Set it equal to zero, then multiply both sides by the denominator. Don't do long division or anything silly like that.

16. mathcalculus

yeah i ended up with x^2-6x+7/x^4+14x^2+49

17. mathcalculus

??

18. zepdrix

Sorry website wasn't working...

19. zepdrix

$\large 0=\frac{-4x^2-28+8x^2}{(x^2+7)^2}$Multiplying both sides by the denominator gives us,$\large 0=-4x^2-28+8x^2$ I don't understand how you got the x term in the middle.

20. mathcalculus

how do i get the derivative. can you show me?

21. zepdrix

$\large f(x)=\frac{-4x}{x^2+7}$ Remember the quotient rule, it will tell us to setup the derivative like this,$\large f'(x)=\frac{\color{royalblue}{(-4x)'}(x^2+7)-(-4x)\color{royalblue}{(x^2+7)'}}{(x^2+7)^2}$The blue terms are the ones we need to differentiate.

22. mathcalculus

yeah

23. mathcalculus

according to the quotient rule.

24. zepdrix

Which gives us this,$\large f'(x)=\frac{\color{royalblue}{(-4)}(x^2+7)-(-4x)\color{royalblue}{(2x)}}{(x^2+7)^2}$ Which simplifies to this,$\large f'(x)=\frac{-4x^2-28+8x^2}{(x^2+7)^2}$Right?

25. mathcalculus

oh ok thank u!

26. mathcalculus

then it's 4x^2-28 right?

27. zepdrix

Yes.

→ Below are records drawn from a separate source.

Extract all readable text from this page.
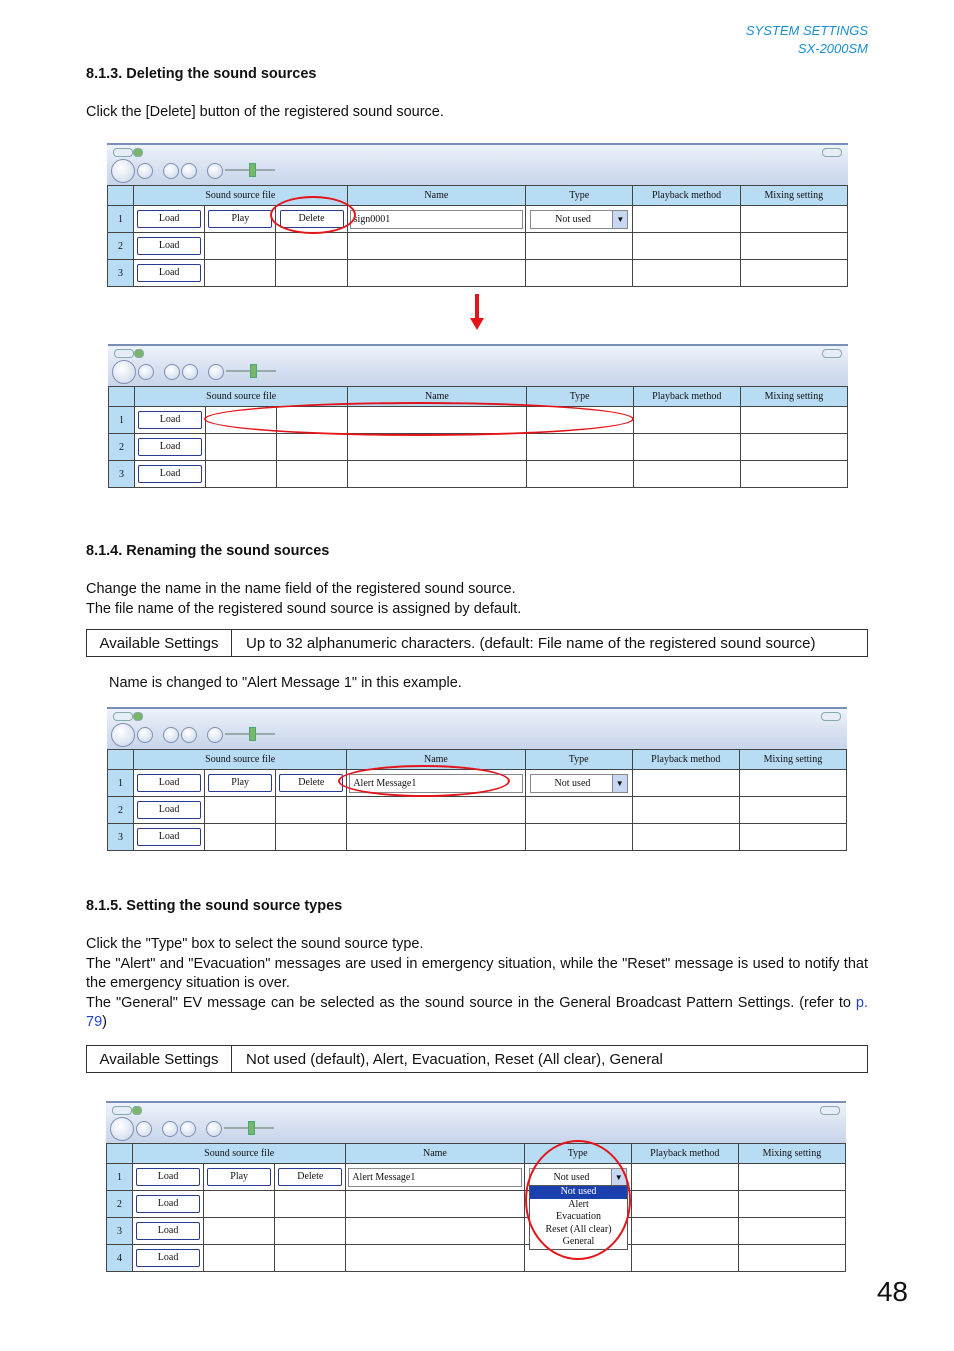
SYSTEM SETTINGS
SX-2000SM
8.1.3. Deleting the sound sources
Click the [Delete] button of the registered sound source.
	Sound source file			Name	Type	Playback method	Mixing setting
1	Load	Play	Delete	sign0001	Not used ▼		

2	Load						
3	Load						
	Sound source file			Name	Type	Playback method	Mixing setting
1	Load						
2	Load						
3	Load						
8.1.4. Renaming the sound sources
Change the name in the name field of the registered sound source.
The file name of the registered sound source is assigned by default.
Available Settings	Up to 32 alphanumeric characters. (default: File name of the registered sound source)
Name is changed to "Alert Message 1" in this example.
	Sound source file			Name	Type	Playback method	Mixing setting
1	Load	Play	Delete	Alert Message1	Not used ▼		

2	Load						
3	Load						
8.1.5. Setting the sound source types
Click the "Type" box to select the sound source type.
The "Alert" and "Evacuation" messages are used in emergency situation, while the "Reset" message is used to notify that the emergency situation is over.
The "General" EV message can be selected as the sound source in the General Broadcast Pattern Settings. (refer to p. 79)
Available Settings	Not used (default), Alert, Evacuation, Reset (All clear), General
	Sound source file			Name	Type	Playback method	Mixing setting
1	Load	Play	Delete	Alert Message1	Not used ▼		

2	Load						
3	Load						
4	Load						
Not used
Alert
Evacuation
Reset (All clear)
General
48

From there you can find a critical point.

28. mathcalculus

29. mathcalculus

?

30. mathcalculus

@zepdrix

31. mathcalculus

i appreciate your help a lot. i just need time to figure this out... :(

32. zepdrix

Yah that sounds right. So we have a couple steps now. We plug our critical points into the original function, and write down the $$\large f$$ values they produce. Then, plug the end points into the original function, and write down the $$\large f$$ values they produce. Then simply compare the $$\large f$$ values. The largest will be your maximum. The smallest, your minimum.

33. zepdrix

$\large x \in\left[1,4\right]$These are our end points, 1 and 4. The end points of our interval.

34. mathcalculus

is the first critical point: -2 radical 7/7 ?

35. mathcalculus

thats the positive criticla point that i used.

36. mathcalculus

@zepdrix

37. zepdrix

yah that sounds right.

38. mathcalculus

39. mathcalculus

hope it's right :(

40. mathcalculus

are you checking to see if i am doing the problem correct?

41. mathcalculus

42. zepdrix

no the negative root should produce 2sqrt7/7 i think.

43. mathcalculus

?

44. mathcalculus

it's not $\frac{ -2\sqrt{7} }{ 7 }$ ??